Ester-free thiol-ene dental restoratives--Part A: Resin development

Abstract

Objectives: To detail the development of ester-free thiol-ene dental resins with enhanced mechanical performance, limited potential for water uptake/leachables/degradation and low polymerization shrinkage stress.

Methods: Thiol-terminated oligomers were prepared via a thiol-Michael reaction and a bulky tetra-allyl monomer containing urethane linkages was synthesized. The experimental oligomers and/or monomers were photopolymerized using visible light activation. Several thiol-ene formulations were investigated and their performance ranked by comparisons of the thermo-mechanical properties, polymerization shrinkage stress, water sorption/solubility, and reactivity with respect to a control comprising a conventional BisGMA/TEGDMA dental resin.
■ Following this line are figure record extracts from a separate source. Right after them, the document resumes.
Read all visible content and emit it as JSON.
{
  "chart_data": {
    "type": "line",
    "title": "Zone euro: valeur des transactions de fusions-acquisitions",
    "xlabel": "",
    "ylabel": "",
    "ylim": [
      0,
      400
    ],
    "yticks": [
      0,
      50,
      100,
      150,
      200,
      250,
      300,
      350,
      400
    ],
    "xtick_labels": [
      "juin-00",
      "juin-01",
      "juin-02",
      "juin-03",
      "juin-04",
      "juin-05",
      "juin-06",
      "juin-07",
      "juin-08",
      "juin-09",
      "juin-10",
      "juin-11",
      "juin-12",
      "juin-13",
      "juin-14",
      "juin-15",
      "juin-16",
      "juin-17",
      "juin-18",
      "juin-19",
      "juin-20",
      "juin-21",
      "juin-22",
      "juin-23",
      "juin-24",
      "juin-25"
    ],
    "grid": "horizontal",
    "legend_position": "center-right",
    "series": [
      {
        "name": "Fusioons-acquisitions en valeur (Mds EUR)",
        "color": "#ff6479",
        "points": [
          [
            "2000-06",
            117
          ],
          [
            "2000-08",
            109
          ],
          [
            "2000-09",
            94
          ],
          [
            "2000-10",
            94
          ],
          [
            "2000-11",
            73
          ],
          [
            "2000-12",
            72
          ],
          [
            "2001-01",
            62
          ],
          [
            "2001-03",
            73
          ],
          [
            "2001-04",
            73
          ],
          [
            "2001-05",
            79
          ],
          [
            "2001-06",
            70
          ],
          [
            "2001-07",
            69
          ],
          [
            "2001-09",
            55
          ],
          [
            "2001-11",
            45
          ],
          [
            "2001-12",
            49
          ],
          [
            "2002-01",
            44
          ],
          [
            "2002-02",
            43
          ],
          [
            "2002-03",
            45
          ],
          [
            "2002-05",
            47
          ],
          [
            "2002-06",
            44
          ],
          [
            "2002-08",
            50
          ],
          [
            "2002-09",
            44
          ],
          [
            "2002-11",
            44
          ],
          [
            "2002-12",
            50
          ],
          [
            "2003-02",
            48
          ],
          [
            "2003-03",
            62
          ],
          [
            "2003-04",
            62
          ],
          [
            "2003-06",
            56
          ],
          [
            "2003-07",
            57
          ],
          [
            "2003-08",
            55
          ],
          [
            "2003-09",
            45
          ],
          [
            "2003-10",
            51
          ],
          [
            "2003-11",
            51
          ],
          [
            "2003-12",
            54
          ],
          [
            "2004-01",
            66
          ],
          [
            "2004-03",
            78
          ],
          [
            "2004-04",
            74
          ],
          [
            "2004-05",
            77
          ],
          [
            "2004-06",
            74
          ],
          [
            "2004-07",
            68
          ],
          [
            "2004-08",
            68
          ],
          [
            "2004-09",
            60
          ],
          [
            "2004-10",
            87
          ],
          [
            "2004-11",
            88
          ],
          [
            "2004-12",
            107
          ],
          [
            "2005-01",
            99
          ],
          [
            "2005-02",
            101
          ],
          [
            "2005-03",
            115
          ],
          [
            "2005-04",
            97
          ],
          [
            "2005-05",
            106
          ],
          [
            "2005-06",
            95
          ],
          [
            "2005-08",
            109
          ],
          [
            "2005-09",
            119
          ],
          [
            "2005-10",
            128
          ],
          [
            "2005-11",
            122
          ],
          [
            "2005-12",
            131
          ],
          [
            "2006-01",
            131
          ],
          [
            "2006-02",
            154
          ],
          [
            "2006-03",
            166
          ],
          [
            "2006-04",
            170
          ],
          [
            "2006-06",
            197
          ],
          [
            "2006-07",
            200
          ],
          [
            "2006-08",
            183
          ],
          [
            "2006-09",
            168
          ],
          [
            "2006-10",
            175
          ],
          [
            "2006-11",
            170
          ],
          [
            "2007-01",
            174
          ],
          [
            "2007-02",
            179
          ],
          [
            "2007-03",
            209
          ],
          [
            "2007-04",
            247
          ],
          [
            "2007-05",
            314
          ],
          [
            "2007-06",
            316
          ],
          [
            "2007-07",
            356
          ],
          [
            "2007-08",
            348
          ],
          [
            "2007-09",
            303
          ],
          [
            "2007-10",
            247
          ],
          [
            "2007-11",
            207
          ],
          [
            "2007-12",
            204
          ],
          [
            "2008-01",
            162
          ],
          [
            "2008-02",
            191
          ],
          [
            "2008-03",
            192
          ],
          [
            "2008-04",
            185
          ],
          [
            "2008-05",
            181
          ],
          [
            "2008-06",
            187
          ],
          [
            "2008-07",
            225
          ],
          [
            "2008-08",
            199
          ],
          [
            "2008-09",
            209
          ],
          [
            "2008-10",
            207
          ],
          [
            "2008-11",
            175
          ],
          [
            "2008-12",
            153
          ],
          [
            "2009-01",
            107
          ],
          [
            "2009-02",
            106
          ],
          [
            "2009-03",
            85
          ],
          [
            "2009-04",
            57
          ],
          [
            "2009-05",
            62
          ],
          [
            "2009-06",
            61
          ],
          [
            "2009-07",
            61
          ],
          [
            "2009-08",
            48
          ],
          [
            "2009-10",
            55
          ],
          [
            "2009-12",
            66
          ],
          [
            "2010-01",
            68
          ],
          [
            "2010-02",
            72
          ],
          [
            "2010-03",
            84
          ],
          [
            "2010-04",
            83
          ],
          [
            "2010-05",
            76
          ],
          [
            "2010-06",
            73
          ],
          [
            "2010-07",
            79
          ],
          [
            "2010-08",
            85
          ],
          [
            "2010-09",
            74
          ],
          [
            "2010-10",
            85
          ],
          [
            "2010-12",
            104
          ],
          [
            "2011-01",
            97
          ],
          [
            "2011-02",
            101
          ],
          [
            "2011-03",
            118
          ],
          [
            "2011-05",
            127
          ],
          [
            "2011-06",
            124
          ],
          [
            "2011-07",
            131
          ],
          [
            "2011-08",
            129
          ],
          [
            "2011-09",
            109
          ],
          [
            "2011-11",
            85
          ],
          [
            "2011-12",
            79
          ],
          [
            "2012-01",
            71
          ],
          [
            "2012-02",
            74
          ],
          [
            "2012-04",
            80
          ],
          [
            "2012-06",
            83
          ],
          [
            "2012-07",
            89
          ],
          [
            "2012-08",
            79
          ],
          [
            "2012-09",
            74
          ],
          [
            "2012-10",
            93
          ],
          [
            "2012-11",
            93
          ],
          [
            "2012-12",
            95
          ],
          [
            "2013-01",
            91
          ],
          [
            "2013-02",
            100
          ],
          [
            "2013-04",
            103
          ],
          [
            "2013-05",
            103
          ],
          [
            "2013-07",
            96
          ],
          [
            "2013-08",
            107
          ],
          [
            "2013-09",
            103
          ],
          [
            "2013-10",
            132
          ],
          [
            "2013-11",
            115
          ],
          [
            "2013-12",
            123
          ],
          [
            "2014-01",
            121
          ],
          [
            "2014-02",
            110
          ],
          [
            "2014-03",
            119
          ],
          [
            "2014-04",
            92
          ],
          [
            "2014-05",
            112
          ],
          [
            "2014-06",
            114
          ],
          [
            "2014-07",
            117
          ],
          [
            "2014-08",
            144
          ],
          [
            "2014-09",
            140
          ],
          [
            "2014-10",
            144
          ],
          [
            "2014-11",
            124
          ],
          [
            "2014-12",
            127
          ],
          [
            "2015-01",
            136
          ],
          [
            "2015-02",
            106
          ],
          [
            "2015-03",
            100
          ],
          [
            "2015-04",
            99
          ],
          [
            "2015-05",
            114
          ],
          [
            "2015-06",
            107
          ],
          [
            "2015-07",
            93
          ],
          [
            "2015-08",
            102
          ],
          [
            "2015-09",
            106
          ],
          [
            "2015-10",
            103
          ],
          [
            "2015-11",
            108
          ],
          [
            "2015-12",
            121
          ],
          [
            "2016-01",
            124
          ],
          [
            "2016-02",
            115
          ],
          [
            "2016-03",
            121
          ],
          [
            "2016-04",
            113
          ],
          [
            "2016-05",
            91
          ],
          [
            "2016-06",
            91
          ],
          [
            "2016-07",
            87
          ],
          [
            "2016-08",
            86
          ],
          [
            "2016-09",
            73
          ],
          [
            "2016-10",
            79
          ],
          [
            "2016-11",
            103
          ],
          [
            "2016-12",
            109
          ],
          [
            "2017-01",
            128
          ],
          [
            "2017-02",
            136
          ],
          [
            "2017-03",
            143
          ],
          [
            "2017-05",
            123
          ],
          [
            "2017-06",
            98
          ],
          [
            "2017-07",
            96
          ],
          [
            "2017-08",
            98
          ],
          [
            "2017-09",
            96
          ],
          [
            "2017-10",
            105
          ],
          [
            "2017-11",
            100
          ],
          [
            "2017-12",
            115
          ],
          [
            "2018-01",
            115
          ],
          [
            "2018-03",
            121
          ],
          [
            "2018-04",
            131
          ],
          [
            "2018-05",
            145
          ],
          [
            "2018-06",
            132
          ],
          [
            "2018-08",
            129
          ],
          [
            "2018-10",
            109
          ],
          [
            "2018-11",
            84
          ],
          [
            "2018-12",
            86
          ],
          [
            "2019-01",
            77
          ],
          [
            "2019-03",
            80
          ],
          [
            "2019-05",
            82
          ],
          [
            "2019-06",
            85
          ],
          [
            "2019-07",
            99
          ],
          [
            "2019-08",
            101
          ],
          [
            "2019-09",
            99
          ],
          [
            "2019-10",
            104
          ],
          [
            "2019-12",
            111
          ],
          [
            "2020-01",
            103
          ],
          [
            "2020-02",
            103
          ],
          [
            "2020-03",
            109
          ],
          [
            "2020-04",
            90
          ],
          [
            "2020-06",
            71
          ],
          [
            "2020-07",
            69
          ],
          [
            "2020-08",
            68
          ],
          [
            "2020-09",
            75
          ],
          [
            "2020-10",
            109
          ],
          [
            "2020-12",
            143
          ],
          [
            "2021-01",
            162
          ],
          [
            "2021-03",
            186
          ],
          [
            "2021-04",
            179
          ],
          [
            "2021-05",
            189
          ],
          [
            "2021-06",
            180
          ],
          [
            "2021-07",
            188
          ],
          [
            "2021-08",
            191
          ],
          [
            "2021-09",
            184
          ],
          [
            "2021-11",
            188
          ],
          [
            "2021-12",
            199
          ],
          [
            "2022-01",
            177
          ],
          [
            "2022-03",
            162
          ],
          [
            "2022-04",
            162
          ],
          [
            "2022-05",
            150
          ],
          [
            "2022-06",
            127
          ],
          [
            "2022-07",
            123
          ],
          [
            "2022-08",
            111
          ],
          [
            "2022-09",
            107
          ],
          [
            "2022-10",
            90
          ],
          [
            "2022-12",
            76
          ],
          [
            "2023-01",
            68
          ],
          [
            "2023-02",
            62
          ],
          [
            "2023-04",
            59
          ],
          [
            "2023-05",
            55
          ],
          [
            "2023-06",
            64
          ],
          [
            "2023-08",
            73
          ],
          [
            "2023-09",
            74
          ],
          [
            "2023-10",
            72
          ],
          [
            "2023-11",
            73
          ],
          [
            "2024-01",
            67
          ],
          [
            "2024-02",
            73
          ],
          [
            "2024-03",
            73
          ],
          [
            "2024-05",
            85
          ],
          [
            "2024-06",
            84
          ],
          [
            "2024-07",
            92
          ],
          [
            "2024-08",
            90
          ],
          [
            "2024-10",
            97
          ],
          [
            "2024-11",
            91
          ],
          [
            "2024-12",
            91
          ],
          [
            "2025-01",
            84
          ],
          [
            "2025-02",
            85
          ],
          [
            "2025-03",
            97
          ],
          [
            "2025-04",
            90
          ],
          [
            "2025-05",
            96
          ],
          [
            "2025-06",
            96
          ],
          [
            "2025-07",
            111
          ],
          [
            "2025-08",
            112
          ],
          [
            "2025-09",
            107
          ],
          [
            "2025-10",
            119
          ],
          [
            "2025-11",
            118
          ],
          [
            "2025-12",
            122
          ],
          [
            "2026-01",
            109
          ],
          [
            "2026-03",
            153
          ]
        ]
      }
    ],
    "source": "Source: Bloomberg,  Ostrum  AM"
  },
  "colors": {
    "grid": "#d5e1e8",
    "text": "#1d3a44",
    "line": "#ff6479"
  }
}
Results: The ester-free thiol-ene formulations had significantly lower viscosities, water sorption and solubility than the BisGMA/TEGDMA control. Depending on the resin, the limiting functional conversions were equivalent to or greater than that of BisGMA/TEGDMA. At comparable conversions, lower shrinkage stress values were achieved by the thiol-ene systems. The polymerization shrinkage stress was dramatically reduced when the tetra-allyl monomer was used as the ene in ester-free thiol-ene mixtures. Although exhibiting lower Young's modulus, flexural strength, and glass transition temperatures, the toughness values associated with thiol-ene resins were greater than that of the BisGMA/TEGDMA control. In addition, the thiol-ene polymerization resulted in highly uniform polymer networks as indicated by the narrow tan delta peak widths.

Significance: Employing the developed thiol-ene resins in dental composites will reduce shrinkage stress and moisture absorption and form tougher materials. Furthermore, their low viscosities are expected to enable higher loadings of functionalized micro/nano-scale filler particles relevant for practical dental systems.

Keywords: Dental resin; Photopolymerization; Shrinkage stress; Thiol–ene.